Es gehört sich also, o Agathon,
wie auch du erklärtest, zuerst ihn selbst zu beschreiben den
Eros wer er ist und was für einer, und dann seine Werke. Es
dünkt mich also am leichtesten es so durchzunehmen, wie damals
die Fremde mich ausfragend es durchging. Denn ohngefähr
dergleichen hatte auch ich zu ihr gesagt wie Agathon
jetzt zu mir, daß Eros ein großer Gott sei und von den
Schönen. Sie aber widerlegte mich mit denselben Reden womit ich
jetzt diesen, daß er weder schön wäre nach meinen
eigenen Reden noch gut.
Da sprach ich Wie meinst du aber, Diotima,
ist also Eros häßlich und schlecht? – Und sie,
Willst du dich nicht Frevels enthalten? Oder meinst du, was nicht
schön ist das sei notwendig häßlich? –
Allerdings wohl. – Auch was nicht weise das töricht? oder
hast du nicht gemerkt, daß es etwas mitten inne gibt zwischen
Weisheit und Torheit? – Was wäre das? – Wenn man
richtig vorstellt ohne jedoch Rechenschaft davon geben zu können,
weißt du nicht daß das weder Wissen ist, denn wie könnte
etwas grundloses eine Erkenntnis sein? noch auch Unverstand, denn da
sie doch das wahre enthält, wie könnte sie Unverstand sein?
Also ist offenbar die richtige Vorstellung so etwas zwischen Einsicht
und Unverstand. – Richtig, sprach ich. – Folgere also
nicht was nicht schön ist sei häßlich, noch was nicht
gut sei schlecht.

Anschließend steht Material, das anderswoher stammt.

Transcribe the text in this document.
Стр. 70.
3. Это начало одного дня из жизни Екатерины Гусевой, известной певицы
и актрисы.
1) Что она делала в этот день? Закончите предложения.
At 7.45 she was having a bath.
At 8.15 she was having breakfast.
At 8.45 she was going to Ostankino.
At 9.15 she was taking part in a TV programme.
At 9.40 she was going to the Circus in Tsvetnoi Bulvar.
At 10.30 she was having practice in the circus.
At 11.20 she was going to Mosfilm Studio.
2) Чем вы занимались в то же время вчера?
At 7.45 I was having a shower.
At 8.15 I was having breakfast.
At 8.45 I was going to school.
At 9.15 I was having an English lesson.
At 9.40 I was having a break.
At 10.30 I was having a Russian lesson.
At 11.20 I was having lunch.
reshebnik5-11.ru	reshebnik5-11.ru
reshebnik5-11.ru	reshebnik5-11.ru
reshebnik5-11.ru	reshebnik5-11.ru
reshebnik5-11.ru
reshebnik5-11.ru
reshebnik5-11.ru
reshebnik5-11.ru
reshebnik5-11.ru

Eben so auch vom Eros, da du doch selbst
eingestehst er sei weder gut noch schön, glaube deshalb dennoch
nicht, daß er häßlich und schlecht sein müsse,
sondern etwas, sagte sie, zwischen beiden. – Aber das, sprach
ich, wird doch von allen eingestanden, daß er ein großer
Gott ist. – Von allen nichtwissenden, sprach sie, meinst du,
oder auch von den Wissenden? – Von allen insgesamt. – Da
lachte sie und sagte, Und wie, Sokrates,
könnte wohl von denen eingestanden werden, daß er ein
großer Gott sei, welche behaupten es sei überall kein
Gott? – Wer sind doch die, fragte ich? – Einer davon bist
du, sagte sie, und eine ich. – Da sprach ich, wie meinst du
doch dies? – Und sie antwortete, Ganz natürlich. Denn sage
mir nur, meinst du nicht, daß alle Götter glückselig
und schön sind? oder hättest du das Herz zu sagen, daß
irgend ein Gott nicht schön und glückselig sei? –
Beim Zeus, ich gewiß nicht, sprach ich. – Und glückselig
nennst du doch die das Schöne und Gute besitzen? –
Freilich. – Vom Eros aber hast du doch eingestanden, daß
er aus Bedürfnis des Schönen und Guten eben das begehre
dessen er bedürftig ist? – Das habe ich eingestanden. –
Wie konnte also ein Gott sein der unbegabt ist mit Schönem und
Gutem? – Auf keine Weise wie es scheint. – Siehst du nun,
sagte sie, daß auch du den Eros für keinen Gott hältst?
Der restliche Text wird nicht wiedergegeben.